Concerning the safety profile of the atorvastatin/fenofibrate combination, our study demonstrated no difference against atorvastatin monotherapy; most of the adverse events were mild and moderate, with no severe adverse events reported. This is consistent with the safety data reported in the aforementioned studies [20, 25, 33], confirming that the safety profile of the combination is favorable.

Furthermore, it is important to highlight that the treatment evaluated in this study is supported by previous publications in various guidelines and expert consensus on managing dyslipidemias. The American Association of Clinical Endocrinologists (AACE) and the American College of Endocrinology (ACE) recommend statins as the first-line treatment for lowering cholesterol and advocate for combination therapy with other agents, such as fibrates, particularly due to their triglyceride-lowering effects [11]. Similarly, the European Society of Cardiology (ESC) and the European Atherosclerosis Society’s Guidelines for the management of dyslipidaemias: Lipid Modification to Reduce Cardiovascular Risk emphasize statin therapy and recommend adding another lipid-modifying agent, such as fibrates, for patients who are intolerant to statins or who fail to therapeutic goals with statin monotherapy, especially when dyslipidemia is characterized by elevated TG levels [9].

In addition to the widely studied efficacy of the combination therapy, the cost–benefit of these drugs in treating dyslipidemia and preventing vascular disease has also been evaluated. According to the AACE guidelines for managing dyslipidemia and preventing cardiovascular risk, [34] non-pharmacological interventions are the most cost-effective options for preventing cardiovascular disease. Unfortunately, in many cases, they fail, and pharmacological intervention is the most recommended option, especially for individuals with moderate to high cardiovascular risk. Among pharmacological interventions, statins have been shown to be cost-effective in preventing primary and secondary cardiovascular events in individuals with moderate to high risk, and fibrate therapy has also been reported as cost-effective as monotherapy and in combination therapy to reduce TG and increase HDL-C [34].

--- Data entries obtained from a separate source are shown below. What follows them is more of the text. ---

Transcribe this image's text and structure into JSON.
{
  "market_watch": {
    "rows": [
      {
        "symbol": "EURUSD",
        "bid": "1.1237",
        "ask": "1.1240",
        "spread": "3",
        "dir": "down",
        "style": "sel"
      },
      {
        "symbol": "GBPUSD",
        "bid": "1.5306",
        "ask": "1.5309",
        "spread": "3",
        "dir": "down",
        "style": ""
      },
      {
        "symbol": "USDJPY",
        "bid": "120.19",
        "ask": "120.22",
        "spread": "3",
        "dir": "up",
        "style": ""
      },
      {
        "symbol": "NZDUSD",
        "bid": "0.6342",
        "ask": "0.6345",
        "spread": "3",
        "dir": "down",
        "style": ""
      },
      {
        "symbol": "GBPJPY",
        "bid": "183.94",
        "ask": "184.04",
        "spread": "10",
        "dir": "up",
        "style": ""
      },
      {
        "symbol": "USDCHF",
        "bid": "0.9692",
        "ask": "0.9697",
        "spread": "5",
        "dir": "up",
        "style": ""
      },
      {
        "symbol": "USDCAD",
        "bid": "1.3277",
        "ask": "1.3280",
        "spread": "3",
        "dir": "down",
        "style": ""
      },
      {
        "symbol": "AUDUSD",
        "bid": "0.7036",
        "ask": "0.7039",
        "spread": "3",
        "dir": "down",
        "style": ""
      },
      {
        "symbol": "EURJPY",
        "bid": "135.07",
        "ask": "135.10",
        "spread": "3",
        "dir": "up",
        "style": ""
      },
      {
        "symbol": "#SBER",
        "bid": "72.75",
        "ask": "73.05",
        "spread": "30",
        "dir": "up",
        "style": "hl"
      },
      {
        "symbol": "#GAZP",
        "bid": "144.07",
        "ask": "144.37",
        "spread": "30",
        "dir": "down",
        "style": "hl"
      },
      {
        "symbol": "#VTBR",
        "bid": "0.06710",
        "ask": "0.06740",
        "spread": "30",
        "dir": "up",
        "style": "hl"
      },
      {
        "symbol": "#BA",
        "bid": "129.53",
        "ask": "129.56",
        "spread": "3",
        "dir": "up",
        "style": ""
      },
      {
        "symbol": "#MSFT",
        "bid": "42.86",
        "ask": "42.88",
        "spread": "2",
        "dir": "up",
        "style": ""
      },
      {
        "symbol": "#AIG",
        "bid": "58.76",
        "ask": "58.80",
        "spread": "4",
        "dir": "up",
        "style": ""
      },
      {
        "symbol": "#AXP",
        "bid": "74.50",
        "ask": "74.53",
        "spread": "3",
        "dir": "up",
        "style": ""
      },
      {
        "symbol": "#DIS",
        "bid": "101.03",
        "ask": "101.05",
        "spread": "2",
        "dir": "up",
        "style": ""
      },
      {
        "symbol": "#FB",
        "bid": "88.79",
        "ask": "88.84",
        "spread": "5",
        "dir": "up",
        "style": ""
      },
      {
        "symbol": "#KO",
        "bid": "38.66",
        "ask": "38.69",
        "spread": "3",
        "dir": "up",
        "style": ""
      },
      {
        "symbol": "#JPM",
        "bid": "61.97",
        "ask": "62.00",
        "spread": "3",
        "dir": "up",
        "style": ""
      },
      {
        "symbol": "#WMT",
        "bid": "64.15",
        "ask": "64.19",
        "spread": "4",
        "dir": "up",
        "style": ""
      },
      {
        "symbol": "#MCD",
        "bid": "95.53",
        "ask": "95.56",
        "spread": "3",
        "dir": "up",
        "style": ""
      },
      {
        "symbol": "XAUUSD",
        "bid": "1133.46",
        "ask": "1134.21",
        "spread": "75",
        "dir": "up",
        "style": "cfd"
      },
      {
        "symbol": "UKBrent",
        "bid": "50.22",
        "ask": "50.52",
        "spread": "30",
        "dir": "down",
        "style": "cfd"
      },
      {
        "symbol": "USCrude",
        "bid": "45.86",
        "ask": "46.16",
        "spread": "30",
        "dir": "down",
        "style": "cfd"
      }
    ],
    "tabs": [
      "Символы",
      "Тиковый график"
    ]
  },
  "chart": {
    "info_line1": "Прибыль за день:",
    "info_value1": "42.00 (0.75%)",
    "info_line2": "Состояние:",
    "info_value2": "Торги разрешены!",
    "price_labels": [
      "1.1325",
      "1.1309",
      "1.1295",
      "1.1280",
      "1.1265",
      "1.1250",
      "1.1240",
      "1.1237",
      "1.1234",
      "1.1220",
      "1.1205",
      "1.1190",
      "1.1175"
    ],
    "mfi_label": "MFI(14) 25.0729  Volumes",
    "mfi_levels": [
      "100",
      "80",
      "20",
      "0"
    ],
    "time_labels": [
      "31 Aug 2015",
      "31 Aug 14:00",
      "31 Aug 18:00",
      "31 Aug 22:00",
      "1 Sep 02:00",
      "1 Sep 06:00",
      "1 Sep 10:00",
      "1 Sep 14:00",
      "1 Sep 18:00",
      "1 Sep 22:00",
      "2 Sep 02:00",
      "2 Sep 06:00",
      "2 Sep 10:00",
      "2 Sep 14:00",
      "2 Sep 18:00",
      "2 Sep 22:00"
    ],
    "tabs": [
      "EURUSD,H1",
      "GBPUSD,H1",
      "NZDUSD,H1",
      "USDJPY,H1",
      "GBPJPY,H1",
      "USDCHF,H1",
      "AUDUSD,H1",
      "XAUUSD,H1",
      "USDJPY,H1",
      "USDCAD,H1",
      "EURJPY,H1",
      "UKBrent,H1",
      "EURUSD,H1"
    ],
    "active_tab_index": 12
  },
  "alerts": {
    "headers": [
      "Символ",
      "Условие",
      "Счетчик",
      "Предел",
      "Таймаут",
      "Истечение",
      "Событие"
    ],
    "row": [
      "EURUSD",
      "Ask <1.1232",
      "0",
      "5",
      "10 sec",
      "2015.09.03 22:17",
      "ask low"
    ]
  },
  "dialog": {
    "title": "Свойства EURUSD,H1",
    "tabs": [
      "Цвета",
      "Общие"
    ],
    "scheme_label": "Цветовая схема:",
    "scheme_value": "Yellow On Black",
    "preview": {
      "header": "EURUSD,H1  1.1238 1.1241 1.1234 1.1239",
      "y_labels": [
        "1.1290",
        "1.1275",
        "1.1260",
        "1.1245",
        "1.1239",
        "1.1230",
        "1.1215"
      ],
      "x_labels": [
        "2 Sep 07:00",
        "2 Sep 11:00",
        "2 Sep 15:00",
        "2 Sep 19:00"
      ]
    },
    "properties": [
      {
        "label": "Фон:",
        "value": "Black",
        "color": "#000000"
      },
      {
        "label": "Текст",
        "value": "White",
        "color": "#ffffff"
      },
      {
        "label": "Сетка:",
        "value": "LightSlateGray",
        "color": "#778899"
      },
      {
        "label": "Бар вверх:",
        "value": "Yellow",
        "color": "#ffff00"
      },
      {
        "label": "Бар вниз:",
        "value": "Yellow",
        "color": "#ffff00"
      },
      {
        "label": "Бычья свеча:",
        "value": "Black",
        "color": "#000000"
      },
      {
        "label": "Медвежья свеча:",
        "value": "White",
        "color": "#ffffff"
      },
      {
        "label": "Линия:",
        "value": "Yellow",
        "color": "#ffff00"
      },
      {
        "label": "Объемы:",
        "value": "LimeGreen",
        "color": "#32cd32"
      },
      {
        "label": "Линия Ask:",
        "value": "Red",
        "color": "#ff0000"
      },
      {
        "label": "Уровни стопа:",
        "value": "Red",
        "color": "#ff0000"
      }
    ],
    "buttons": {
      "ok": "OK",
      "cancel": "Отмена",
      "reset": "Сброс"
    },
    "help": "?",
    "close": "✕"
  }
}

Finally, as discussed earlier, treatment adherence is crucial for achieving therapeutic goals. FDC combinations have the benefit of simplifying drug regimens and the advantages of its combined effects. The preference for these combinations over separate drugs is because FDC therapies with complementary mechanisms of action provide the opportunity to achieve better control with higher patient adherence and a positive safety profile [35]. The two compounds have different mechanisms of action, so the pharmacological effect is additive, which represents a benefit for these patients, where therapeutic goals are often not reached with monotherapy, requiring combination therapy.

All of this demonstrates that the atorvastatin/fenofibrate combination is safe and effective for managing mixed dyslipidemia. This finding is also consistent with reports from various international guidelines and authors regarding the management of such patients. It is worth mentioning that this combination also has the potential to slow the progression of vascular disease, reduce the risk of complications, and offer cost savings compared to using the individual components separately. Ultimately, it may also help decrease polypharmacy.

Although the present study evaluates the efficacy and safety of atorvastatin/fenofibrate, it has certain limitations. One notable limitation is the lack of analysis of specific biomarkers for assessing cardiovascular risk (ApoB, remnant cholesterol, small, dense LDL particles), which could have provided deeper insights into the clinical benefits of the investigational products. Additionally, the small sample size limits the generalizability of the findings, preventing the results from being fully extrapolated to the broader population. Finally, to assess the long-term clinical benefits, it would be valuable to conduct a follow-up over time of patients undergoing the combination therapy.